7.1. Overview of the courseware_studentmodulehistory Changes

This topic provides background information about the courseware_studentmodulehistory table and why a new database configuration is needed.

For procedures about how to upgrade all Open edX instances that follow master, see Procedures for Replacing courseware_studentmodulehistory.

Note

The changes described in this section are a part of the upgrade to the Open edX Eucalyptus release.

7.1.1. What Is the courseware_studentmodulehistory Table?

The courseware_studentmodulehistory database table contains a record for each attempt that learners make to answer problem types that are implemented in the edX platform by the capa_module XBlock correctly. This database table is a standard Django model. It has an id column with a type of 32-bit signed integer, and therefore has a maximum capacity of 2,147,483,647 records.

7.1.2. What Is the Issue?

Typically, courseware_studentmodulehistory is the largest table in the database. It can be twice as large as the next largest table, courseware_studentmodule.

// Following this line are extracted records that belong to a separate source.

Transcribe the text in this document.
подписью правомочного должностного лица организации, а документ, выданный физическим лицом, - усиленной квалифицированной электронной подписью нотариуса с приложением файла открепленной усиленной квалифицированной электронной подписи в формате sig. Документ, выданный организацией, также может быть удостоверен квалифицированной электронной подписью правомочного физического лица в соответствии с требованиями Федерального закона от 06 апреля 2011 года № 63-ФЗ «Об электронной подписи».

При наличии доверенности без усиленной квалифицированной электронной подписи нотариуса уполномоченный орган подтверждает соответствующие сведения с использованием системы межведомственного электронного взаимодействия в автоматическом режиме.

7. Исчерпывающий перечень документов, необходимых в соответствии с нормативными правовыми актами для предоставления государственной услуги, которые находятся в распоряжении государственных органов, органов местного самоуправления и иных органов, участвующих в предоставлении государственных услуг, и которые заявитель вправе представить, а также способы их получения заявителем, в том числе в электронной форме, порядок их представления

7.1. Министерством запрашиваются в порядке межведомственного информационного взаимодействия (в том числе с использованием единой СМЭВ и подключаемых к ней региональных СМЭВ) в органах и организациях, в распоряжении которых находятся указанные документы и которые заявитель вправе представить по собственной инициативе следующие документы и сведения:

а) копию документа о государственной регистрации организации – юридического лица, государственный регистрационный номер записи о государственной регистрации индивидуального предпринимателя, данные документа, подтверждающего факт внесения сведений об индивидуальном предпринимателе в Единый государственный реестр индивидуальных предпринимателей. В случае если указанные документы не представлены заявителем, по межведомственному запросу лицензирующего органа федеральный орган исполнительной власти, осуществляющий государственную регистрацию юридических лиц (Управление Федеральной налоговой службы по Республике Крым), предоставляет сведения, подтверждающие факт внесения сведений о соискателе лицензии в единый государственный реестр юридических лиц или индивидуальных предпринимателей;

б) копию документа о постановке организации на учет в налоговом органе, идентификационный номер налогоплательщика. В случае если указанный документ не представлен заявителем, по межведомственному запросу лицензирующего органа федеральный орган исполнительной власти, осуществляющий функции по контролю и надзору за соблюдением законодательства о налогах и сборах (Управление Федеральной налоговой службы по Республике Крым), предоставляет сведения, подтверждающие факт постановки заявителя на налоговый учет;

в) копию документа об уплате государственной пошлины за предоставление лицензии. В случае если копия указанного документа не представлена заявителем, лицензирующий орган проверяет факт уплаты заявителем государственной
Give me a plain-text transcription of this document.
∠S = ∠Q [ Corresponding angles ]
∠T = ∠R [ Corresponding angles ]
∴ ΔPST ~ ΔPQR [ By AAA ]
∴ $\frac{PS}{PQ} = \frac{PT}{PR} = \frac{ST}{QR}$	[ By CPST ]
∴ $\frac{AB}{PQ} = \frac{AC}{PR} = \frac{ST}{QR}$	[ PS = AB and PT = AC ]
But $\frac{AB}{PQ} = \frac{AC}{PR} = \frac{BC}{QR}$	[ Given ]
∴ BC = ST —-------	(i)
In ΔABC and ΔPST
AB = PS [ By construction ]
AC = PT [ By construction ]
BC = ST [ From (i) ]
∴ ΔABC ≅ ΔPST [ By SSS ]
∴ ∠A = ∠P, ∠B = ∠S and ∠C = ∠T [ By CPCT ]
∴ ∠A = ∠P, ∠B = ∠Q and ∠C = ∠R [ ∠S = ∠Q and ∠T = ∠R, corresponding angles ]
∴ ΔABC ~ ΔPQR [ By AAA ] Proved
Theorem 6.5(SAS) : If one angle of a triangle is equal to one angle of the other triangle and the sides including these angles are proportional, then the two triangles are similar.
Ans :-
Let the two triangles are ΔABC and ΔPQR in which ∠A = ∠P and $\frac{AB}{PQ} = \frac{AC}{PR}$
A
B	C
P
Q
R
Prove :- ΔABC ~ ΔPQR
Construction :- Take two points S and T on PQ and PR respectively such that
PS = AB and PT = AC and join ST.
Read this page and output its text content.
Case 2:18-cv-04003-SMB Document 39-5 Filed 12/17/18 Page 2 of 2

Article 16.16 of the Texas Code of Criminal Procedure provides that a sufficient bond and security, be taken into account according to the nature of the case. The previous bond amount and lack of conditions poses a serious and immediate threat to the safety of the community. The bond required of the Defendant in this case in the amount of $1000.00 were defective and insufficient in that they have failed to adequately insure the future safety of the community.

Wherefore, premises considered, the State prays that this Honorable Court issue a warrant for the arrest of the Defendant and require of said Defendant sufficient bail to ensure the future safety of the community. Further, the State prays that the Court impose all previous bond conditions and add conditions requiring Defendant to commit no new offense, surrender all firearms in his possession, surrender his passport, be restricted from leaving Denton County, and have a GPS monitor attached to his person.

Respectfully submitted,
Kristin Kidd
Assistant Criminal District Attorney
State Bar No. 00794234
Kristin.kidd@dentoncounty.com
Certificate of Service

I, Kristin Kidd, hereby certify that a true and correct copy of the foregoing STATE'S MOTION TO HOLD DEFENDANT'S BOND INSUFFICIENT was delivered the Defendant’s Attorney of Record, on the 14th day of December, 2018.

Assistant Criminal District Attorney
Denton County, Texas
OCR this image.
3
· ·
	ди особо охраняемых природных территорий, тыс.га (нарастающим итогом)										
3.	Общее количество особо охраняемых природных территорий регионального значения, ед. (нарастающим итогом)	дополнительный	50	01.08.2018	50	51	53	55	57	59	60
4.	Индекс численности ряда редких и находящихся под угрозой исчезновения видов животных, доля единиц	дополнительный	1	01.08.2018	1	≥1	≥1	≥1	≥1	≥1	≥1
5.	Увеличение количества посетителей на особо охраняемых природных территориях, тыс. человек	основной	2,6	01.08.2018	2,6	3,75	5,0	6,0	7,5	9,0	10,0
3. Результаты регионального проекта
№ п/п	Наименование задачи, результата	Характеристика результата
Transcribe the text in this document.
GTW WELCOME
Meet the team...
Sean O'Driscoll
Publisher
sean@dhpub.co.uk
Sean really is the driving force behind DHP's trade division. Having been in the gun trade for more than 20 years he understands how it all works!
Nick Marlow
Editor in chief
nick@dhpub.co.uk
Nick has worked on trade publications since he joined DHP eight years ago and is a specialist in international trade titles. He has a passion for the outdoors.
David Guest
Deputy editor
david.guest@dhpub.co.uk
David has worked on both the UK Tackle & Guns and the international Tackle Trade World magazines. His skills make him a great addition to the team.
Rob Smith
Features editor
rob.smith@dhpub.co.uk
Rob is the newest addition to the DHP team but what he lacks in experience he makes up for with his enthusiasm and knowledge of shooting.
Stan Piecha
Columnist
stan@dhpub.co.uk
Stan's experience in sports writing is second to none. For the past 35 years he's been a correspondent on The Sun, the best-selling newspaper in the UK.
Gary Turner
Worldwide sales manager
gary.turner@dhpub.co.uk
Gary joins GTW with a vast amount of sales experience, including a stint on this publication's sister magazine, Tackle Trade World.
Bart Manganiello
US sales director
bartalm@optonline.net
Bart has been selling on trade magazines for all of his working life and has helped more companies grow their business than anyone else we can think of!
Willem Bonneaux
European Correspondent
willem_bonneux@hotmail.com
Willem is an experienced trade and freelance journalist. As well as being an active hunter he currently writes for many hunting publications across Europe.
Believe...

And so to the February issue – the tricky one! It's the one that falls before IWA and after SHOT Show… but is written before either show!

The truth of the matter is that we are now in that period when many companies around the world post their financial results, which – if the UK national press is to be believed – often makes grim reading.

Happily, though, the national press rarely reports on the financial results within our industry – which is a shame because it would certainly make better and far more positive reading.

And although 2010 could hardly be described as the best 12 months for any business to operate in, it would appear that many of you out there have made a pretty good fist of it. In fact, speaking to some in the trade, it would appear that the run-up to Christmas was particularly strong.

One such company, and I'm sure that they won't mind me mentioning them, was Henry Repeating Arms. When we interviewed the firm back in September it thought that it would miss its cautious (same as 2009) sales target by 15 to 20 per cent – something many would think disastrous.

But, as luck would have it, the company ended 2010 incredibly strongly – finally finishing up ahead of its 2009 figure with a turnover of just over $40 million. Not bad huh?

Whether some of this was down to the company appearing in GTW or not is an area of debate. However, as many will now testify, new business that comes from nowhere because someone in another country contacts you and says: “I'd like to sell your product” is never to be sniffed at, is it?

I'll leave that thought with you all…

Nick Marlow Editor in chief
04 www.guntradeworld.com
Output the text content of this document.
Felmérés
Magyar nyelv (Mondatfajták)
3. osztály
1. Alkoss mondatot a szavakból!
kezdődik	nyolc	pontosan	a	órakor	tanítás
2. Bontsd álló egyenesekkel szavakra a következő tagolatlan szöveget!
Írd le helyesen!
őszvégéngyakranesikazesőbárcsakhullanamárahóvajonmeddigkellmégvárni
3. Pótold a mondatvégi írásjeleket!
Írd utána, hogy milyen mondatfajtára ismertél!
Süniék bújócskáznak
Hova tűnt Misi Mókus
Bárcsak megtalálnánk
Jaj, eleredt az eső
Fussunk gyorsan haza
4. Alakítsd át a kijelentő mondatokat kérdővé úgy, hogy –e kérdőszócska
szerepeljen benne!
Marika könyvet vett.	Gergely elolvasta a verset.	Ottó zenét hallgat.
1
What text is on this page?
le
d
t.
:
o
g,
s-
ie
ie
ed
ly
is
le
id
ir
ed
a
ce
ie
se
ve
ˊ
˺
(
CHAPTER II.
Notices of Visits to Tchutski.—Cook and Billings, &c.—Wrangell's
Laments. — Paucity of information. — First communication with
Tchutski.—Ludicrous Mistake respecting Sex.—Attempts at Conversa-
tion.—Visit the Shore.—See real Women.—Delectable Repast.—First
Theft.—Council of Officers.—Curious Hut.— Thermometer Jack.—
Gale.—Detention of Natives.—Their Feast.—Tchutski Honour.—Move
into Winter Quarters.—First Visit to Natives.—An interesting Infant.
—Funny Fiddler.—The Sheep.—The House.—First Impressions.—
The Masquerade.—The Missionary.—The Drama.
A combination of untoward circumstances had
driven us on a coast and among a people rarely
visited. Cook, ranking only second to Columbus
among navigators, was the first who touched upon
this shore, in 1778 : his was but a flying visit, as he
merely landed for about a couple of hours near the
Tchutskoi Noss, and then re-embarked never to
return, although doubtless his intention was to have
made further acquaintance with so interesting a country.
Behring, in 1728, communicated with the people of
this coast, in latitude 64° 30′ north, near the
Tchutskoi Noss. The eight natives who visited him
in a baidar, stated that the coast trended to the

On the edx.org site, two records are written to this table every second. Before this table for edx.org reached even half of its maximum capacity, edX began to design a replacement with a higher capacity form.

7.1.3. What Is the Replacement Table?

The new database table, coursewarehistoryextended_studentmodulehistoryextended, uses a custom Django field type to give the id column a type of 64-bit unsigned integer, which offers an exponentially larger storage capacity than the courseware_studentmodulehistory table.

7.1.4. Why Is A New Database Needed?

By design, the coursewarehistoryextended_studentmodulehistoryextended table must be created in a new database, edxapp_csmh. The new database will coexist alongside the existing edxapp database.

Depending on your operational needs, you can either create this database in your existing database infrastructure or stand a new database server up.

EdX chose to set up a new database to address several requirements.

  • Distribute write load across different backends.
  • Reclaim storage on our main database instance, shifting that storage to a less powerful and less expensive system.
  • Enable smaller, faster, and less disruptive backups.
  • Ensure faster disaster recovery by having smaller backups.

The edx-platform repository master branch writes records to this database and table as of 5 May 2016.